LHCTunnel
The next particle accelerator will be three times larger than the LHC, with double-strength magnets enabling researchers to smash particle beams together with a power equivalent to 10 million lightning strikes. CERN

Over 500 scientists and researcher are meeting in Berlin from May 29 to June 2 to discuss the plans for the Future Circular Collider, a massive particle accelerator than is expected to succeed the Large Hadron Collider. In the meeting, the attendees are reviewing progress on the concepts for the FCC, which will be three times as big as and seven times more powerful than the LHC.

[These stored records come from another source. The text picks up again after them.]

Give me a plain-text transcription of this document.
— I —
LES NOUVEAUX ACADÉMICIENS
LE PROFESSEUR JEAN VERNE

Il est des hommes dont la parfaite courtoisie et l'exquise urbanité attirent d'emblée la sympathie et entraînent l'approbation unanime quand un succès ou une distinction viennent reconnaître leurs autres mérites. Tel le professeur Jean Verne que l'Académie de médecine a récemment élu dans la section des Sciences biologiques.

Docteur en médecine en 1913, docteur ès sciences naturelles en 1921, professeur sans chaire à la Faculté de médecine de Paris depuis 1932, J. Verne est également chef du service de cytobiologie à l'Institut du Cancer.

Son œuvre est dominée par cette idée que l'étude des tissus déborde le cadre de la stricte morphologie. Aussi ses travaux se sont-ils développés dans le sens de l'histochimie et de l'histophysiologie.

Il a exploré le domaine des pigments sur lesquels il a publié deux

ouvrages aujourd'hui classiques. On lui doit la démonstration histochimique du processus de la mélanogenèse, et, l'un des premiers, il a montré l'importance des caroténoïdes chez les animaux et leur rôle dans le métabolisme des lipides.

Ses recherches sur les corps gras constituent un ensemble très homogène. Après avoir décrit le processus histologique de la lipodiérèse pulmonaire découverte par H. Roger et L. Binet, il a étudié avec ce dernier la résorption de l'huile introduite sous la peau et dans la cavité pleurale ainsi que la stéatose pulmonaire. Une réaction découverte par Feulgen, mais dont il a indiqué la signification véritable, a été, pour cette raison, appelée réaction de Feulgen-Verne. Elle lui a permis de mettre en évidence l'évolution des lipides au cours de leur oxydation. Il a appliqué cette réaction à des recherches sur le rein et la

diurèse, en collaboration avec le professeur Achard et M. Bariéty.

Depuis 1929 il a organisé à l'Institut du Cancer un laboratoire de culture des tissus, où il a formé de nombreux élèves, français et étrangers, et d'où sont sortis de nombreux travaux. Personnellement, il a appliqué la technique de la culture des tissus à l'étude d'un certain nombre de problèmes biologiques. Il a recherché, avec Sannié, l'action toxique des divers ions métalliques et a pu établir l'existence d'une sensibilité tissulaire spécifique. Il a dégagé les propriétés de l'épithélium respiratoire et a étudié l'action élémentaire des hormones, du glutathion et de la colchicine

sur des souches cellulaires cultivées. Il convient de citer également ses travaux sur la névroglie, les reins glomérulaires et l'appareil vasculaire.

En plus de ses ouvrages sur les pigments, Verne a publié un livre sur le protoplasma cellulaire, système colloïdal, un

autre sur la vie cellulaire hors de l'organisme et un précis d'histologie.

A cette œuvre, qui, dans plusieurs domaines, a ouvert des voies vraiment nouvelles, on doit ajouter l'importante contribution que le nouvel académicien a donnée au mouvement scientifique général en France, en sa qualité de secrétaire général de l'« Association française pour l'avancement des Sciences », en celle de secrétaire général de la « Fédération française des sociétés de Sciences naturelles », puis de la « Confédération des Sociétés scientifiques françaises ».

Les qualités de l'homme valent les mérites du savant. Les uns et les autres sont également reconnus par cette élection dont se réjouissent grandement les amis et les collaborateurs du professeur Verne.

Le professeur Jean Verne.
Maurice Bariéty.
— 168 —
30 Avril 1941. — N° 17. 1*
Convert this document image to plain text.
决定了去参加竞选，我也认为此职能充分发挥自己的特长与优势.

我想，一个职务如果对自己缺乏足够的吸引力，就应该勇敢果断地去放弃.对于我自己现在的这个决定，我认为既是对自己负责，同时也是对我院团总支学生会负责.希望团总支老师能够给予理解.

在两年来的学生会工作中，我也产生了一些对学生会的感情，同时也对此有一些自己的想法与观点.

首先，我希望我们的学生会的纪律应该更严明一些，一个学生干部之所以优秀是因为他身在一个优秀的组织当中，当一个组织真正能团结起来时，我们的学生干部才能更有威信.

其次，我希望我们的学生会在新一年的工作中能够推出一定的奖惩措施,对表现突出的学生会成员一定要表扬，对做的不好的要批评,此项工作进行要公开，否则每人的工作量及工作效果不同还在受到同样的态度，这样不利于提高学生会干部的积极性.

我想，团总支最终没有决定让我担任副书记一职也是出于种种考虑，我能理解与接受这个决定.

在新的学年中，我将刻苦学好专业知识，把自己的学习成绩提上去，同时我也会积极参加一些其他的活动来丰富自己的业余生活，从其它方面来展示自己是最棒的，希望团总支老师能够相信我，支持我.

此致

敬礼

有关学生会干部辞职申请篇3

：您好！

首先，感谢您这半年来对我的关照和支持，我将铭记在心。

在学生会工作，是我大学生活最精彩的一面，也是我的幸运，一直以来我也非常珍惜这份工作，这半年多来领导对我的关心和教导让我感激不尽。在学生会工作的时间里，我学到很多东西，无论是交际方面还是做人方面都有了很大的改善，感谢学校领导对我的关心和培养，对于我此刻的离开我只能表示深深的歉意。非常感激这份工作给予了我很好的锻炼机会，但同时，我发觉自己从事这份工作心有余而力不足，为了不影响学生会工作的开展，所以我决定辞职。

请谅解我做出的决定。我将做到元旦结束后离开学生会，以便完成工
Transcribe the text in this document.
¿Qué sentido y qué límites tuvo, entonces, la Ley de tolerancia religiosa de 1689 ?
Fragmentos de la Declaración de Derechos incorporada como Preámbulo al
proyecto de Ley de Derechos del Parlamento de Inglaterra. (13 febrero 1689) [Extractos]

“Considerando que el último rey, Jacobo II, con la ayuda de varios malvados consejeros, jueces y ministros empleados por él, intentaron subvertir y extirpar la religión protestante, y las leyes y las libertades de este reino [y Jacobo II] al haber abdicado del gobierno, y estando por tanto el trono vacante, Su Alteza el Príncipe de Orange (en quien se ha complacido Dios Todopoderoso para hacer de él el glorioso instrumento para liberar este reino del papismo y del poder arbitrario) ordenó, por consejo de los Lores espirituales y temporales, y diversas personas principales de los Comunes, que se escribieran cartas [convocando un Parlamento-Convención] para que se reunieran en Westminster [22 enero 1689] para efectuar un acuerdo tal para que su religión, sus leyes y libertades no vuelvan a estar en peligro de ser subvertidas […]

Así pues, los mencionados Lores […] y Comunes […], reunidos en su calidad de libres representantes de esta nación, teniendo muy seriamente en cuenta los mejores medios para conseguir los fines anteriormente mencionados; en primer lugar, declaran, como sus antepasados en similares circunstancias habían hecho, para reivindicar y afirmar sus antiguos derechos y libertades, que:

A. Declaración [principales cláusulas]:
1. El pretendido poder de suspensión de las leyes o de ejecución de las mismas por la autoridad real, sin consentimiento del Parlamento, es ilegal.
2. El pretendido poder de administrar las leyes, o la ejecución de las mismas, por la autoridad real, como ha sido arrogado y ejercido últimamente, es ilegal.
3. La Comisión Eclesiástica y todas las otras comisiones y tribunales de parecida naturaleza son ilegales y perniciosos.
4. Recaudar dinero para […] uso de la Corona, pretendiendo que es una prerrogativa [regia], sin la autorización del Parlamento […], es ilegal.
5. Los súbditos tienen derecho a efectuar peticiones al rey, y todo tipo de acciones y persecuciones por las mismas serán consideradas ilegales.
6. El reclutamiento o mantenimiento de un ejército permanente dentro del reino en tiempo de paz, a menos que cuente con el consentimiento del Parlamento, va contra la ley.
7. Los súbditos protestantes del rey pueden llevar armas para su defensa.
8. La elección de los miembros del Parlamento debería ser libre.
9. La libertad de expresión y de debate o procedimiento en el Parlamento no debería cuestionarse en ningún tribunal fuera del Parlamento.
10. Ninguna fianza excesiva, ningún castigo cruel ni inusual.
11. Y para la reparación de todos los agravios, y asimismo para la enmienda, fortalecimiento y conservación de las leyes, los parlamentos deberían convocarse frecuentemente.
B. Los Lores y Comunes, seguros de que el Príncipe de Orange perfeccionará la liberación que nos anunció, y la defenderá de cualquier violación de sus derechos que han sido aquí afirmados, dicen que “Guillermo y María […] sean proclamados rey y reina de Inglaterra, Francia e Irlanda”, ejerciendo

Compared to the LHC’s 27-kilometer (17 miles) long looping tunnel, the FCC will be a 80-100-kilometer circular collider sitting just south of the world’s current largest particle accelerator, straddling the Swiss-French border. Compared to the 13 TeV of energy reached by the LHC in its 2015 run — which is the current world record, though it could be bettered during the ongoing 2017 run — the FCC could smash particles with power of up to 100 TeV. That amount of energy is roughly equivalent to 10 million lightning strikes.

LHC’s current run lasts through 2018, and the accelerator will need to be upgraded in the mid-2020s to boost its rate of particle collisions. But another collider with higher energy capabilities is needed to go beyond what the LHC is capable of. The confirmation of the existence of the Higgs boson, made by the LHC in 2012, opened up many new questions for scientists, at least some of which they hope the FCC will help them answer.

LocationOfFCC
The proposed site for the Future Circular Collider includes an 80-100 kilometer long circular tunnel. CERN

Read: LHC Starts Its 2017 Run In Earnest, First Data Starts Being Taken

“When you look into things like the movement of galaxies, we see that we can only understand and explain about 5 percent of what we observe. But with questions like the so-called problem of dark matter, which is linked to the fact that galaxies and stars are not moving as you would expect them to, the only explanation we have is that there must be matter we do not see which distorts the movement accordingly,” Michael Benedikt, leader of the FCC, told Horizons, a science publication by the EU, explaining the benefits the energy jump might provide.

Benedikt is also the project coordinator of EuroCirCol, a European-funded four-year study to determine the experiments and technology needed for the FCC. The study has representatives from 110 institutes, spread across 32 countries. A “Conceptual Design Report” — it will “document the accelerator, infrastructures and experiments, as well as a plethora of physics studies proving FCC’s ability to match the long-term needs of global high-energy-physics programs” — was originally scheduled to be delivered by 2019, but the Horizon report suggests, citing Benedikt, it could be moved up to 2018.

Testing of some possible FCC components and prototypes is already ongoing, such as an advanced cryogenic beam vacuum system required for the collider being tested in Germany. Benedikt was confident that the final design “will lead to the performance we want and need.” However, it will likely take over 20 years before the FCC is actually operational.

For a perspective of time taken for such designs, the LHC took almost 30 years to get up and running, from the time initial planning for it began.